Deutscher Distributor COS nimmt 3D-Drucker ins Sotiment

347

Ab sofort betritt die COS Computer GmbH den 3D-Drucker Markt.

Spätestens seit der CES in Las Vegas im Januar dieses Jahres ist das Thema 3D Druck – verschiedentlich auch als „Rapid Reproduction“ bezeichnet – in aller Munde. Nach dem einige Schlüsselpatente im letzten Jahr ausgelaufen sind, erlebt diese Technologie, die eigentlich bereits in den 1980er Jahren in den Grundzügen entwickelt wurde, einen wahren Boom. Den Analysten zufolge (ZD Net) wird sich der Markt von weltweit 700 Mio USD in 2013 mit jährlichen Wachstumsraten von über 50% bis zu 5,4 Mrd. USD in 2018 entwickeln.
Nun betritt der Pohlheimer Distributor COS Computer GmbH den 3D Drucker Markt.
„Wir beobachten das Thema 3D Druck seit Anfang des Jahres intensiv. Dieser Markt macht seit 2013 riesige Entwicklungsschritte.“ Berichtet Christoph Runge, Geschäftsführer von COS. „Mit XYZ Printing haben wir nun einen verlässlichen Partner gefunden, um in diesen Markt einzutreten.“

Der Markt der 3D Drucker adressiert zur Zeit primär Anwender aus Produktentwicklung und Industriedesign. Sie können mit Hilfe des 3D-Druckverfahrens schnell und kostengünstig einzelne Modelle und Gebrauchsmuster in Eigenregie herstellen, anstatt wie bisher üblich ein Modellbaustudio zu beauftragen. Im Vergleich: Das Model eines z. B. eine PKW-Schaltknüppels kann mittels 3D Druck in wenigen Stunden zu Materialkosten von weniger als €30 Euro hergestellt werden. Im konventionellen Verfahren kostet es bei 4 Wochen Vorlaufzeit mehrere Hundert Euro pro Stück. Gerade die Möglichkeit, Änderungswünsche des Auftraggebers unmittelbar als Hands-On Muster realisieren zu können, eröffnet demprofessionellen Userkreis ganz neue Dimensionen der Zusammenarbeit mit dem Kunden.

Weitere Anwendungsfelder finden sich z. B. in den Bereichen Architekten, Industriebetriebe mit Fertigung, Muster- und Modellbau, Ersatzteilherstellung und Einzelstücknachbau. Die Anwendungsgebiete sind so vielfältig wie es in der industriellen Gesellschaft Bedarf an Einzel- oder Kleinserienherstellung gibt. Vereinzelt werden bei der Automobilindustrie schon mit 3D Druckverfahren Teile in Kleinserie hergestellt weil es im Vergleich zur Herstellung im konventionellen Verfahren deutlich günstiger und schneller ist.

„Für uns ist das eines der aufregendsten Themen in den letzten Jahren. Vieles erinnert an die Goldgräberzeiten der PC Industrie. Dazu gehört der Enthusiasmus der User ebenso wie das tägliche Entdecken von neuen Anwendungsgebieten.“ Resümiert Werner Dao, Geschäftsführer von COS. “Immer mehr Unternehmen steigen nun in diesem Markt ein. Daher beobachten wir kräftige Innovationsschübe und Preisentwicklung nach unten, die ständig neue Anwendungsfelder und damit auch neue Userschichten adressieren werden“.

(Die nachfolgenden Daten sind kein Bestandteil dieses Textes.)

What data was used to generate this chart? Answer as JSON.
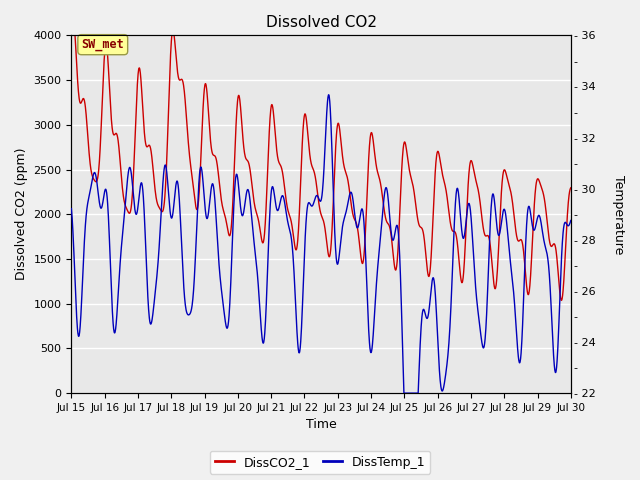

Als erste Produkt der Sparte 3D Printing stellt COS nun den 3D Drucker Da Vinci 1.0 der Firma XYZPrinting aus Taiwan vor. Dieser nach dem FFF Verfahren (FUSED FILAMENT FABRICATION = Fabrikation mittels geschmolzenem Draht) funktionierender 3D Drucker modelliert 3D Objekte mittels einer Düse bis zur maximalen Größe von 20x20x20 cm. Filigrane Objekte mit einer feinen Oberfläche können in Schichtstärken von 0,1, 0,2 und 0,4mm gedruckt werden.

Die Druckdateien im Standardformat .stl werden über eine USB- Schnittstelle an den Drucker übergeben. Zum Lieferumfang gehört weiter XYZWare, einer Software zur Druckvorbereitung. Der Marktpreis liegt bei €599 inkl. Mwst. Filamente in den Farben blau, gelb, grün, rot, schwarz und weiß werden zur sicheren Handhabung in einer Kassette angeboten.